Он снова крепко взял ее под локоть и осторожно повел на кухню. Ольга была так близко, что Оборин чувствовал запах ее духов, тяжелый и дурманяще сладкий. На миг его кольнуло острое чувство нежности к этой взрослой женщине, которая оказалась в зависимости от него и нуждалась в его помощи и поддержке.
— А вы в самом деле меня не видите? — спросил он, усадив ее на табуретку и доставая кастрюльку для сосисок.
— Очень плохо, — призналась она. — Вместо лица — какой-то расплывчатый розовый блин. Вы, наверное, красивый.
— Ничего подобного, — сердито отозвался он. — Я уже сказал, у меня самая обыкновенная внешность. Чем вы занимаетесь, Оля?
— Я медсестра. А вы?
— А я наполовину юрист.
— А на вторую половину?
— Неизвестно что. Вообще-то я аспирант юридического факультета, через год закончу диссертацию, а что потом — понятия не имею. То есть понятно, что я останусь на своей кафедре сначала преподавателем, потом, Бог даст, доцентом. Но точно так же понятно, что на эти деньги нормальный человек прожить не сможет. Уйду в адвокатуру, наверное.
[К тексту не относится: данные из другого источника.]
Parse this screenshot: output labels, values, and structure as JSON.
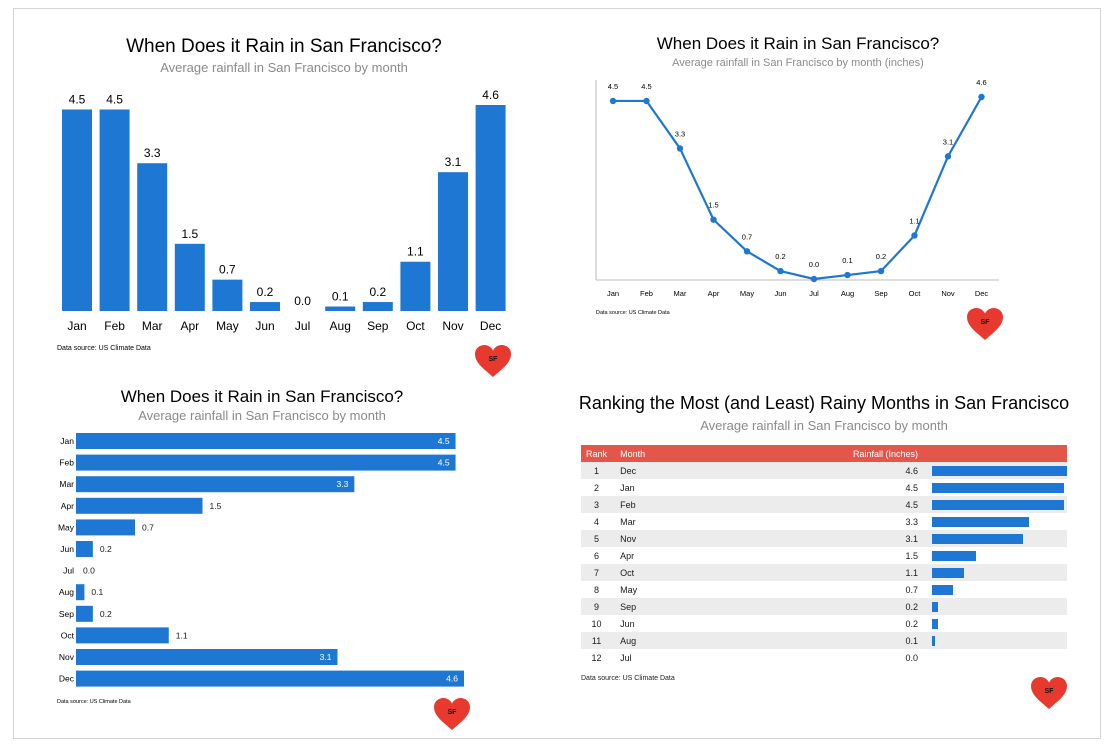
{
  "colors": {
    "bar": "#1f77d4",
    "header": "#e5564a",
    "heart": "#e8392e",
    "subtitle": "#8a8a8a"
  },
  "panels": {
    "p1": {
      "title": "When Does it Rain in San Francisco?",
      "subtitle": "Average rainfall in San Francisco by month",
      "source": "Data source: US Climate Data"
    },
    "p2": {
      "title": "When Does it Rain in San Francisco?",
      "subtitle": "Average rainfall in San Francisco by month (inches)",
      "source": "Data source: US Climate Data"
    },
    "p3": {
      "title": "When Does it Rain in San Francisco?",
      "subtitle": "Average rainfall in San Francisco by month",
      "source": "Data source: US Climate Data"
    },
    "p4": {
      "title": "Ranking the Most (and Least) Rainy Months in San Francisco",
      "subtitle": "Average rainfall in San Francisco by month",
      "headers": {
        "rank": "Rank",
        "month": "Month",
        "value": "Rainfall (Inches)"
      },
      "source": "Data source: US Climate Data"
    }
  },
  "logo": {
    "text": "SF",
    "icon": "heart-icon"
  },
  "chart_data": [
    {
      "type": "bar",
      "categories": [
        "Jan",
        "Feb",
        "Mar",
        "Apr",
        "May",
        "Jun",
        "Jul",
        "Aug",
        "Sep",
        "Oct",
        "Nov",
        "Dec"
      ],
      "values": [
        4.5,
        4.5,
        3.3,
        1.5,
        0.7,
        0.2,
        0.0,
        0.1,
        0.2,
        1.1,
        3.1,
        4.6
      ],
      "labels": [
        "4.5",
        "4.5",
        "3.3",
        "1.5",
        "0.7",
        "0.2",
        "0.0",
        "0.1",
        "0.2",
        "1.1",
        "3.1",
        "4.6"
      ],
      "title": "When Does it Rain in San Francisco?",
      "subtitle": "Average rainfall in San Francisco by month",
      "ylim": [
        0,
        4.6
      ],
      "grid": false
    },
    {
      "type": "line",
      "categories": [
        "Jan",
        "Feb",
        "Mar",
        "Apr",
        "May",
        "Jun",
        "Jul",
        "Aug",
        "Sep",
        "Oct",
        "Nov",
        "Dec"
      ],
      "values": [
        4.5,
        4.5,
        3.3,
        1.5,
        0.7,
        0.2,
        0.0,
        0.1,
        0.2,
        1.1,
        3.1,
        4.6
      ],
      "labels": [
        "4.5",
        "4.5",
        "3.3",
        "1.5",
        "0.7",
        "0.2",
        "0.0",
        "0.1",
        "0.2",
        "1.1",
        "3.1",
        "4.6"
      ],
      "title": "When Does it Rain in San Francisco?",
      "subtitle": "Average rainfall in San Francisco by month (inches)",
      "ylim": [
        0,
        4.6
      ],
      "grid": false
    },
    {
      "type": "bar",
      "orientation": "horizontal",
      "categories": [
        "Jan",
        "Feb",
        "Mar",
        "Apr",
        "May",
        "Jun",
        "Jul",
        "Aug",
        "Sep",
        "Oct",
        "Nov",
        "Dec"
      ],
      "values": [
        4.5,
        4.5,
        3.3,
        1.5,
        0.7,
        0.2,
        0.0,
        0.1,
        0.2,
        1.1,
        3.1,
        4.6
      ],
      "labels": [
        "4.5",
        "4.5",
        "3.3",
        "1.5",
        "0.7",
        "0.2",
        "0.0",
        "0.1",
        "0.2",
        "1.1",
        "3.1",
        "4.6"
      ],
      "title": "When Does it Rain in San Francisco?",
      "subtitle": "Average rainfall in San Francisco by month",
      "xlim": [
        0,
        4.6
      ],
      "grid": false
    },
    {
      "type": "table",
      "title": "Ranking the Most (and Least) Rainy Months in San Francisco",
      "subtitle": "Average rainfall in San Francisco by month",
      "columns": [
        "Rank",
        "Month",
        "Rainfall (Inches)"
      ],
      "rows": [
        {
          "rank": "1",
          "month": "Dec",
          "value": 4.6,
          "label": "4.6"
        },
        {
          "rank": "2",
          "month": "Jan",
          "value": 4.5,
          "label": "4.5"
        },
        {
          "rank": "3",
          "month": "Feb",
          "value": 4.5,
          "label": "4.5"
        },
        {
          "rank": "4",
          "month": "Mar",
          "value": 3.3,
          "label": "3.3"
        },
        {
          "rank": "5",
          "month": "Nov",
          "value": 3.1,
          "label": "3.1"
        },
        {
          "rank": "6",
          "month": "Apr",
          "value": 1.5,
          "label": "1.5"
        },
        {
          "rank": "7",
          "month": "Oct",
          "value": 1.1,
          "label": "1.1"
        },
        {
          "rank": "8",
          "month": "May",
          "value": 0.7,
          "label": "0.7"
        },
        {
          "rank": "9",
          "month": "Sep",
          "value": 0.2,
          "label": "0.2"
        },
        {
          "rank": "10",
          "month": "Jun",
          "value": 0.2,
          "label": "0.2"
        },
        {
          "rank": "11",
          "month": "Aug",
          "value": 0.1,
          "label": "0.1"
        },
        {
          "rank": "12",
          "month": "Jul",
          "value": 0.0,
          "label": "0.0"
        }
      ]
    }
  ]
}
— А почему не в фирму? Они юристов с руками отрывают и платят хорошо.
— Да кому я нужен в фирме-то? — презрительно скривился Оборин. — Им нужны цивилисты, хозяйственники, специалисты по договорам. А у меня — уголовное право.
— А переквалифицироваться нельзя? Это же, наверное, несложно.
— Ох, Оленька, ну что вы такое говорите! Представьте себе, что врач-окулист решит переквалифицироваться в дерматолога. Пойдете вы к такому врачу? Будете доверять его профессионализму? А ведь обе дисциплины в одном институте изучают. И у нас точно так же. Когда выбираешь специализацию, то начинаешь углубленно изучать ту отрасль права, которую чувствуешь лучше всего, к которой у тебя душа лежит. Тогда все в радость, тогда никакая зубрежка не нужна, потому что ты внутри себя ощущаешь общую логику отрасли права, и все само собой укладывается в голове и запоминается. Человек должен заниматься тем, что ему интересно, только тогда из этого будет толк. А если менять квалификацию с расчетом на заработок, то новую отрасль никогда не освоишь на уровне мастера, так и останешься подмастерьем на всю жизнь. Вам хлеб белый или черный?
— Черный. А позвонить от вас можно?
— Конечно, сейчас я принесу телефон.
— Юра, если не трудно, захватите из комнаты мою сумку, в ней записная книжка.